Paul’s blog – dedicated to my friends

Wonderfull documentary about the cultural/social implications of using the genome as commodity

Posted in biology, video by Paul Sabou on October 11, 2009

Booting up the age of personal genomics

Posted in biology, sociology by Paul Sabou on March 14, 2009

A few months ago an US based startup 23andMe (see here) launched a web service that allows you to explore  your genome and share it with friends. The site includes enough tutorials and explanations to initiate you in the basics of genomics so you will be able to understand most of the information provided after they analysed your DNA.

This is really big. The service is moderately expensive (399$ – one time fee) but opens up completely new possibilities and contribute to our self-understanding as biological/medical selves (here is a standard personal profile description on this site “Paternal haplogroup I1* -
I1-M253-ASgen … Maternal haplogroup V* – User# H935M… etc.” ). And our social relations…. So for example : the social network around you DNA data is trying to connect to you basing it’s decisions on things like : DNA match, same disease/sensibility, etc. When you use a demo account on this service you will see different announcements by other community members that are looking like : “Genomic type X 832 looking to share profiles and talk with genomic type Z,K and R”, etc.
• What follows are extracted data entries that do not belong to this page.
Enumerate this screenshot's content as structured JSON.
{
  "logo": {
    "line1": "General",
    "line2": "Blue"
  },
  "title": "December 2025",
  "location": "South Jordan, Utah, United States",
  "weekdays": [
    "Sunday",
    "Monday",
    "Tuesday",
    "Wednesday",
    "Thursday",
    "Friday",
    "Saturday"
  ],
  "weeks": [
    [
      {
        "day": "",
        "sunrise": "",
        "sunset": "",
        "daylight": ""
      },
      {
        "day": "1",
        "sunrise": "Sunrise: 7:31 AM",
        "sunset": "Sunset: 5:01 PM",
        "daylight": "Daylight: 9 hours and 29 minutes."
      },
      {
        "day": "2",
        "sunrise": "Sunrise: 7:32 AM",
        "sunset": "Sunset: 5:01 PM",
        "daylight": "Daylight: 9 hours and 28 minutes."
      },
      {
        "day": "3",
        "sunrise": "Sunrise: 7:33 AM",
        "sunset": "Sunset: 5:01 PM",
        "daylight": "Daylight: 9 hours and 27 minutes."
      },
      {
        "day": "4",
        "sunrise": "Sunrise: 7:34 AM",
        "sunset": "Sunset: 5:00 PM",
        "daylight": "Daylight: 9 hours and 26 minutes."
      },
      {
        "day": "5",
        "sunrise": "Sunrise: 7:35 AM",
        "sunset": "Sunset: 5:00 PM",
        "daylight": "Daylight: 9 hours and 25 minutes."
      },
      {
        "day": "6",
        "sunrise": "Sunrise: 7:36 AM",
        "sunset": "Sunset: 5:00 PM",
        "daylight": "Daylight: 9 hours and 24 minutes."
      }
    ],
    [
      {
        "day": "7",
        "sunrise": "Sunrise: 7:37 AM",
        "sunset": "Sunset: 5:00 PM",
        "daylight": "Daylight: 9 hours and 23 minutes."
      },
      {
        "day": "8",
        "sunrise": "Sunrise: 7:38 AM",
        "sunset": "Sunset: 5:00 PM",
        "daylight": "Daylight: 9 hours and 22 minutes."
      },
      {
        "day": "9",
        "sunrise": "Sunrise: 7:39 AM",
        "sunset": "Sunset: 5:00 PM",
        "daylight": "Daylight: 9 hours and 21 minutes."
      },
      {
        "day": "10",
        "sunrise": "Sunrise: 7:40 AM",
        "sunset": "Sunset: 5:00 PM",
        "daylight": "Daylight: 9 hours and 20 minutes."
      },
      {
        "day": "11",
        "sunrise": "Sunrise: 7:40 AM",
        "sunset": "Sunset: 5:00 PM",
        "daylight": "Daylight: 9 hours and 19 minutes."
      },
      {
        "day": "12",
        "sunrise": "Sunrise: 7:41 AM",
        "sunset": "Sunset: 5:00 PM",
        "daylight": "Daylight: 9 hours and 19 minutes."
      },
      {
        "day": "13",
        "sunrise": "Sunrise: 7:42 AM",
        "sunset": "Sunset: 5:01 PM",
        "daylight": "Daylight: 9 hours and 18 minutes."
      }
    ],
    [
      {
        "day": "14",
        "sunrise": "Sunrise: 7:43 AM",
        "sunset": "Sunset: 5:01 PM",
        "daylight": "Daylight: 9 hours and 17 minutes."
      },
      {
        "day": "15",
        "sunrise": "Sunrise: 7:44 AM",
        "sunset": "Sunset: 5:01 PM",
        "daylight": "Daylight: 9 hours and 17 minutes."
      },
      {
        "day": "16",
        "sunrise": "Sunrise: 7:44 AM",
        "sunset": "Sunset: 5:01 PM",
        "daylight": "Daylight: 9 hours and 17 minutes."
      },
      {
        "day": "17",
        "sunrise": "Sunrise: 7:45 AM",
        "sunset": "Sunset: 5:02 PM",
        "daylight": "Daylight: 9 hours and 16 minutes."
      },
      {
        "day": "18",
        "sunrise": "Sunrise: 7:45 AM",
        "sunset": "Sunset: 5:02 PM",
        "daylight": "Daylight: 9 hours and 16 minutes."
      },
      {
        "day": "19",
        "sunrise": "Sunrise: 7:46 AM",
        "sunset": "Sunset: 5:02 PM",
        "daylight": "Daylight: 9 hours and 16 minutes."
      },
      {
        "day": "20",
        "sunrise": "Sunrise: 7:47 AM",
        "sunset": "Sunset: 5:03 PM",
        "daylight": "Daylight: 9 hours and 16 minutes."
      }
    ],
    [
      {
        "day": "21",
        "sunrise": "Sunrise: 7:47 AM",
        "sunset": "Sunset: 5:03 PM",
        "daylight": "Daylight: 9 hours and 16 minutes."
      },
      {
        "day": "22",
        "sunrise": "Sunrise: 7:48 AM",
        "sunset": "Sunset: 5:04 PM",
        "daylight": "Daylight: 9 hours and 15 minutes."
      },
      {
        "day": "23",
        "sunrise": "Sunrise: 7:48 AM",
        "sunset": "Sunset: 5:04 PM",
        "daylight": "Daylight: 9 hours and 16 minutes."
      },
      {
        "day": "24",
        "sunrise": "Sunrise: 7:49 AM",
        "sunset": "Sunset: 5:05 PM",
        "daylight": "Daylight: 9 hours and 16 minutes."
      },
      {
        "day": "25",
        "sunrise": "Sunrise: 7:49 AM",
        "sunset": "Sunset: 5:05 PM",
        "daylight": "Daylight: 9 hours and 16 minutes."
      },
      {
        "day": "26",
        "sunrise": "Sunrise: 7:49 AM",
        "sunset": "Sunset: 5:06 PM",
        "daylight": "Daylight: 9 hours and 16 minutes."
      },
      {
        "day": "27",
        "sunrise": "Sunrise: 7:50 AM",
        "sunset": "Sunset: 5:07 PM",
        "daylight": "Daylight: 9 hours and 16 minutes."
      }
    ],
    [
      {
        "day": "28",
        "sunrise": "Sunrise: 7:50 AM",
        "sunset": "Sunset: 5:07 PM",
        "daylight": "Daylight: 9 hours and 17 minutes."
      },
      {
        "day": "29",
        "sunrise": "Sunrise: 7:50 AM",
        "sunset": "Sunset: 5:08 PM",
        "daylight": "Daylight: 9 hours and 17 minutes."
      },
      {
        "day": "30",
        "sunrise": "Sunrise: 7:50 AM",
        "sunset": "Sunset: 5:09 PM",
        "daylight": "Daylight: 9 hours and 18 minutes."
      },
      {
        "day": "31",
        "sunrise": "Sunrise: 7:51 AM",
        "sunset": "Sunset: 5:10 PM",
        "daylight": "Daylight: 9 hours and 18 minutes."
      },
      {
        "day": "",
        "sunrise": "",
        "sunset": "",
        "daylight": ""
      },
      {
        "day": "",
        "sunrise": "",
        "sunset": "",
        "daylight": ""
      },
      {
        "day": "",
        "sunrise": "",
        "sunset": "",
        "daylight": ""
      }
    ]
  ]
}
I think that such a service is an important benefit in understanding the potential (long term) health risks that we face in our lives. At the same time I agree that such a collaborative system will significantly improve the current research that tries to link certain genes with diseases. And one more thing : I personally want this service : maybe I will pay the fee and register at this service :)
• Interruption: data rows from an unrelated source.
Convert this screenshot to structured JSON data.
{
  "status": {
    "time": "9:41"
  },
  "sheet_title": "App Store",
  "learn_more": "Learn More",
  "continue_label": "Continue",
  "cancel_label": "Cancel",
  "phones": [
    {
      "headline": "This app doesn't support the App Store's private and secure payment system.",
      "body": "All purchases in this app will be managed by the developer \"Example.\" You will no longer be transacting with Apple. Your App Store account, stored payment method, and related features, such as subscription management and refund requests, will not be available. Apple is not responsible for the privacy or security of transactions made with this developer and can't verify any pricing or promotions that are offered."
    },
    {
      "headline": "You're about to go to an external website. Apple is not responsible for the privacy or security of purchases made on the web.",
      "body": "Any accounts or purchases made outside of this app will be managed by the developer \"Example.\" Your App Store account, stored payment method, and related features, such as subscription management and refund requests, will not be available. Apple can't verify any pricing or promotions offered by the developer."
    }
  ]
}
I would also have one important reticence :

On the long run (like in 10-15 years) a widespread usage of such a system would make people more willing to accept the idea that this information can be used to choose friends, work colleagues, employers, etc. This could turn into something similar to what is happening right now with the hiring process in some companies : their HR people are googling to find more information (personal blogs, online posts, amazon wishlists, etc.) about potential employers. And this would really suck.

2 documentaries made by Richard Dawkins and Jeremy Taylor

Posted in biology, documentary, religion, video by Paul Sabou on August 13, 2008

The Blind Watchmaker : A plausible response to the classical teleological argument made by the ID supporters. The classical teleological argument runs like this :

“How could nature alone develop very specialised and complicated devices, without the intervention of an inteligent designer?”
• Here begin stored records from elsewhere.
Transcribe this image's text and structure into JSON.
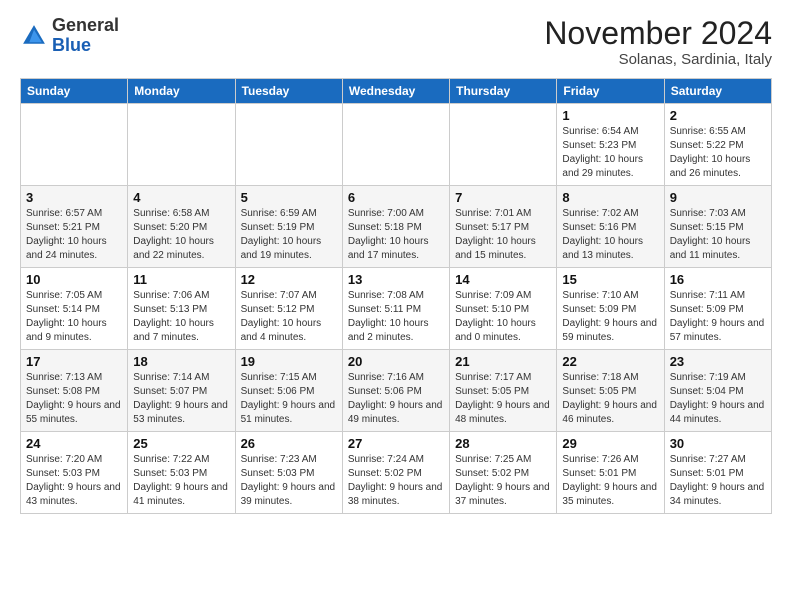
{
  "logo": {
    "general": "General",
    "blue": "Blue"
  },
  "header": {
    "month_year": "November 2024",
    "location": "Solanas, Sardinia, Italy"
  },
  "weekdays": [
    "Sunday",
    "Monday",
    "Tuesday",
    "Wednesday",
    "Thursday",
    "Friday",
    "Saturday"
  ],
  "weeks": [
    [
      {
        "day": "",
        "info": ""
      },
      {
        "day": "",
        "info": ""
      },
      {
        "day": "",
        "info": ""
      },
      {
        "day": "",
        "info": ""
      },
      {
        "day": "",
        "info": ""
      },
      {
        "day": "1",
        "info": "Sunrise: 6:54 AM\nSunset: 5:23 PM\nDaylight: 10 hours and 29 minutes."
      },
      {
        "day": "2",
        "info": "Sunrise: 6:55 AM\nSunset: 5:22 PM\nDaylight: 10 hours and 26 minutes."
      }
    ],
    [
      {
        "day": "3",
        "info": "Sunrise: 6:57 AM\nSunset: 5:21 PM\nDaylight: 10 hours and 24 minutes."
      },
      {
        "day": "4",
        "info": "Sunrise: 6:58 AM\nSunset: 5:20 PM\nDaylight: 10 hours and 22 minutes."
      },
      {
        "day": "5",
        "info": "Sunrise: 6:59 AM\nSunset: 5:19 PM\nDaylight: 10 hours and 19 minutes."
      },
      {
        "day": "6",
        "info": "Sunrise: 7:00 AM\nSunset: 5:18 PM\nDaylight: 10 hours and 17 minutes."
      },
      {
        "day": "7",
        "info": "Sunrise: 7:01 AM\nSunset: 5:17 PM\nDaylight: 10 hours and 15 minutes."
      },
      {
        "day": "8",
        "info": "Sunrise: 7:02 AM\nSunset: 5:16 PM\nDaylight: 10 hours and 13 minutes."
      },
      {
        "day": "9",
        "info": "Sunrise: 7:03 AM\nSunset: 5:15 PM\nDaylight: 10 hours and 11 minutes."
      }
    ],
    [
      {
        "day": "10",
        "info": "Sunrise: 7:05 AM\nSunset: 5:14 PM\nDaylight: 10 hours and 9 minutes."
      },
      {
        "day": "11",
        "info": "Sunrise: 7:06 AM\nSunset: 5:13 PM\nDaylight: 10 hours and 7 minutes."
      },
      {
        "day": "12",
        "info": "Sunrise: 7:07 AM\nSunset: 5:12 PM\nDaylight: 10 hours and 4 minutes."
      },
      {
        "day": "13",
        "info": "Sunrise: 7:08 AM\nSunset: 5:11 PM\nDaylight: 10 hours and 2 minutes."
      },
      {
        "day": "14",
        "info": "Sunrise: 7:09 AM\nSunset: 5:10 PM\nDaylight: 10 hours and 0 minutes."
      },
      {
        "day": "15",
        "info": "Sunrise: 7:10 AM\nSunset: 5:09 PM\nDaylight: 9 hours and 59 minutes."
      },
      {
        "day": "16",
        "info": "Sunrise: 7:11 AM\nSunset: 5:09 PM\nDaylight: 9 hours and 57 minutes."
      }
    ],
    [
      {
        "day": "17",
        "info": "Sunrise: 7:13 AM\nSunset: 5:08 PM\nDaylight: 9 hours and 55 minutes."
      },
      {
        "day": "18",
        "info": "Sunrise: 7:14 AM\nSunset: 5:07 PM\nDaylight: 9 hours and 53 minutes."
      },
      {
        "day": "19",
        "info": "Sunrise: 7:15 AM\nSunset: 5:06 PM\nDaylight: 9 hours and 51 minutes."
      },
      {
        "day": "20",
        "info": "Sunrise: 7:16 AM\nSunset: 5:06 PM\nDaylight: 9 hours and 49 minutes."
      },
      {
        "day": "21",
        "info": "Sunrise: 7:17 AM\nSunset: 5:05 PM\nDaylight: 9 hours and 48 minutes."
      },
      {
        "day": "22",
        "info": "Sunrise: 7:18 AM\nSunset: 5:05 PM\nDaylight: 9 hours and 46 minutes."
      },
      {
        "day": "23",
        "info": "Sunrise: 7:19 AM\nSunset: 5:04 PM\nDaylight: 9 hours and 44 minutes."
      }
    ],
    [
      {
        "day": "24",
        "info": "Sunrise: 7:20 AM\nSunset: 5:03 PM\nDaylight: 9 hours and 43 minutes."
      },
      {
        "day": "25",
        "info": "Sunrise: 7:22 AM\nSunset: 5:03 PM\nDaylight: 9 hours and 41 minutes."
      },
      {
        "day": "26",
        "info": "Sunrise: 7:23 AM\nSunset: 5:03 PM\nDaylight: 9 hours and 39 minutes."
      },
      {
        "day": "27",
        "info": "Sunrise: 7:24 AM\nSunset: 5:02 PM\nDaylight: 9 hours and 38 minutes."
      },
      {
        "day": "28",
        "info": "Sunrise: 7:25 AM\nSunset: 5:02 PM\nDaylight: 9 hours and 37 minutes."
      },
      {
        "day": "29",
        "info": "Sunrise: 7:26 AM\nSunset: 5:01 PM\nDaylight: 9 hours and 35 minutes."
      },
      {
        "day": "30",
        "info": "Sunrise: 7:27 AM\nSunset: 5:01 PM\nDaylight: 9 hours and 34 minutes."
      }
    ]
  ]
}
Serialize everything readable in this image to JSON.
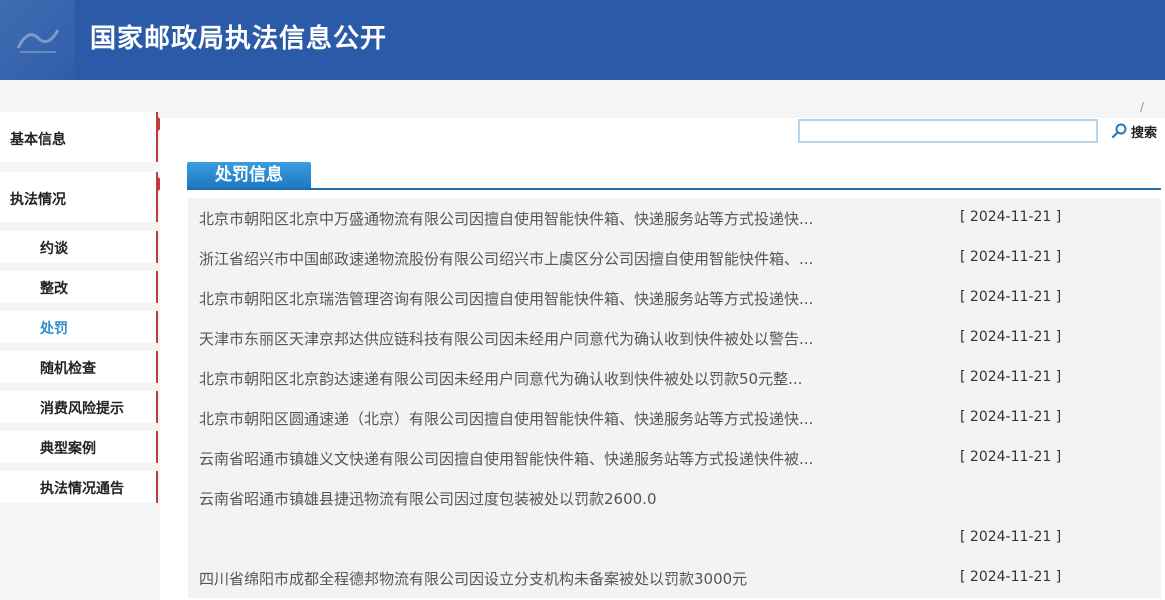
{
  "header": {
    "title": "国家邮政局执法信息公开"
  },
  "sidebar": {
    "sections": [
      {
        "label": "基本信息"
      },
      {
        "label": "执法情况"
      }
    ],
    "subitems": [
      {
        "label": "约谈",
        "active": false
      },
      {
        "label": "整改",
        "active": false
      },
      {
        "label": "处罚",
        "active": true
      },
      {
        "label": "随机检查",
        "active": false
      },
      {
        "label": "消费风险提示",
        "active": false
      },
      {
        "label": "典型案例",
        "active": false
      },
      {
        "label": "执法情况通告",
        "active": false
      }
    ]
  },
  "breadcrumb": {
    "separator": "/"
  },
  "search": {
    "value": "",
    "button_label": "搜索"
  },
  "tab": {
    "label": "处罚信息"
  },
  "items": [
    {
      "title": "北京市朝阳区北京中万盛通物流有限公司因擅自使用智能快件箱、快递服务站等方式投递快...",
      "date": "[ 2024-11-21 ]"
    },
    {
      "title": "浙江省绍兴市中国邮政速递物流股份有限公司绍兴市上虞区分公司因擅自使用智能快件箱、...",
      "date": "[ 2024-11-21 ]"
    },
    {
      "title": "北京市朝阳区北京瑞浩管理咨询有限公司因擅自使用智能快件箱、快递服务站等方式投递快...",
      "date": "[ 2024-11-21 ]"
    },
    {
      "title": "天津市东丽区天津京邦达供应链科技有限公司因未经用户同意代为确认收到快件被处以警告...",
      "date": "[ 2024-11-21 ]"
    },
    {
      "title": "北京市朝阳区北京韵达速递有限公司因未经用户同意代为确认收到快件被处以罚款50元整...",
      "date": "[ 2024-11-21 ]"
    },
    {
      "title": "北京市朝阳区圆通速递（北京）有限公司因擅自使用智能快件箱、快递服务站等方式投递快...",
      "date": "[ 2024-11-21 ]"
    },
    {
      "title": "云南省昭通市镇雄义文快递有限公司因擅自使用智能快件箱、快递服务站等方式投递快件被...",
      "date": "[ 2024-11-21 ]"
    },
    {
      "title": "云南省昭通市镇雄县捷迅物流有限公司因过度包装被处以罚款2600.0",
      "date": ""
    },
    {
      "title": "",
      "date": "[ 2024-11-21 ]"
    },
    {
      "title": "四川省绵阳市成都全程德邦物流有限公司因设立分支机构未备案被处以罚款3000元",
      "date": "[ 2024-11-21 ]"
    }
  ],
  "colors": {
    "header_bg": "#2b5ba8",
    "tab_bg": "#1e78c2",
    "accent_red": "#c23a3a",
    "active_link": "#2d8fc9"
  },
  "icons": {
    "search": "search-icon",
    "logo": "logo-icon"
  }
}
Richard Dawkins has a book with the same title.

Nice guys finish first :  A good explanation/defense of the selfish gene explanation paradigm in evolutionary biology. The main aim of this is to show that (aparent) cooperative behaviour – which we usually call altruistic – can be reduced to gene level individualism. The gene survival paradigm (in evolutionary biology) denies the truth of the group survival paradigm.

See Richard Dawkins – “The Selfish Gene” for a more detailed picture of this.